3. But, isn’t biologic evolution just a theory?
From the Episcopal Church’s “Catechism of Creation”, we read: “Theories are not mere guesses or hypotheses, as people often suppose. When enough evidence supports a hypothesis that has been created to explain some facts of nature, it becomes a theory…Biologic evolution is a web of theories strongly supported by scientific observations and experiments. It fits in with what we know about the physical evolution of the Universe, and has been confirmed by evidence gathered from the remains of extinct species and the forms and environments of living species.
4. So, why is evolution so controversial?
For many, perhaps most, people, there is no doubting the meaning of the verses in the Old and New Testaments – God is the creator of life – and they object to the idea that all diversity in life, including human beings, arose through natural processes without a need for supernatural intervention. Some also argue that evolutionary common descent degrades human beings by placing them on the same level as other animals, in contrast with past views of a great chain of being in which humans are above animals.
Since the publication of Darwin’s “The Origin of Species” in 1859, evolution has been a source of nearly constant contsroversy. iN general, controversy has cent ered on the philosophical, social, and religious implications of evolution, not on the science itself. The theory that biological evolution occurs through the mechanism of natural selection is competely uncontested within the scientific community and many religions, including Anglicans and Roman Catholics, have reconciled their beliefs with evolution through theistic evolution.

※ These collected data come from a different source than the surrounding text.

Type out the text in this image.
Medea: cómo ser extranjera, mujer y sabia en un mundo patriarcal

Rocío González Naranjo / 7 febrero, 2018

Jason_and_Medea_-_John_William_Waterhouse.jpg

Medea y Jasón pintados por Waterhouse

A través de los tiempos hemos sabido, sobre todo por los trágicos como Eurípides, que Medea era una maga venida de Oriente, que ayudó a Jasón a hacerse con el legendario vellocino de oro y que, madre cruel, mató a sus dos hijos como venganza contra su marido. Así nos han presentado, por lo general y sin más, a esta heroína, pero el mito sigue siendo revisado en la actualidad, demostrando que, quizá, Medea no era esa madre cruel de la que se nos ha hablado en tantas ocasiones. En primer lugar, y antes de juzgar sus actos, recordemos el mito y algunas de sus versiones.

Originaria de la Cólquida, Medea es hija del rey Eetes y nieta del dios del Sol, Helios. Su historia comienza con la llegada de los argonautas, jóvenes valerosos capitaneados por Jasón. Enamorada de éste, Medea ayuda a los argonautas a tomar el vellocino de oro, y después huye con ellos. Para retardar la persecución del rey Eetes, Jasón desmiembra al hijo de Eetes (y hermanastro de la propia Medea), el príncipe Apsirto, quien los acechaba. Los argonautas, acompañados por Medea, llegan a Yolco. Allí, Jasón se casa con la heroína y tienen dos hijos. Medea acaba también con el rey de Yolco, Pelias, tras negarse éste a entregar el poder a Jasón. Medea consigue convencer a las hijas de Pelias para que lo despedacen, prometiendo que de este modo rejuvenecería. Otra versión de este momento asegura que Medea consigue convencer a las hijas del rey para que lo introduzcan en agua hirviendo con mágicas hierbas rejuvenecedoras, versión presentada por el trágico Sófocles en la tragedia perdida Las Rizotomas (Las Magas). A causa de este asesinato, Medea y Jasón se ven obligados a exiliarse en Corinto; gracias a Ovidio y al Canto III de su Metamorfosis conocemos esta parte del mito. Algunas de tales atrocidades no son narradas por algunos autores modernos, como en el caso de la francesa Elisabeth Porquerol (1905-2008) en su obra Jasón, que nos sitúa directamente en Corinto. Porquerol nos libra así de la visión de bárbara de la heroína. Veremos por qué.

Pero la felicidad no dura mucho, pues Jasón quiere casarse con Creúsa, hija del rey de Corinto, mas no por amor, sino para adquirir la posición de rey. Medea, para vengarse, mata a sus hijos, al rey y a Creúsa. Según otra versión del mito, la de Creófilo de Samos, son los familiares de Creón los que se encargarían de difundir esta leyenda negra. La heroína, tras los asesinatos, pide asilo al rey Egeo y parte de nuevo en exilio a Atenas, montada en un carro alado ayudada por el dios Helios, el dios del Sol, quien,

While many concepts in other fields of science also conflict with a literal interpretation of many religious texts, evolutionary biology has borne the brunt of these debates.
5. What exactly is meant by “Intelligent Design”?
Many people outside the scientific community believe that certain features of the Universe and of living things are best explained by an intelligent design, not an undirected process such as natural selection. This is a modern form of the traditional teleological argument for the existence of God, that is, an argument for the existence of God or a creator based on perceived evidence of order, purpose, design and/or direction in nature. Although intelligent design has been modified to avoid specifying the nature or identity of the designer, its primary proponents believe the designer to be the Abrahamic God. Advocates of intelligent design claim it is a scientific theory, but since it involves the concept of an Intelligent Designer that cannot be tested or proven, it fails that test. Furthermore, there is a record of biologic evolution of the eye in the geologic record, from simple variations that worked for some organisms to progressively more complex systems that worked better for different organisms, making these later organisms more adaptable and better able to survive. The scientist will ask: If each of these organisms, with progressively more sophisticated “eyes” was separately created by some Creator, why did it take him/her so long to get it right?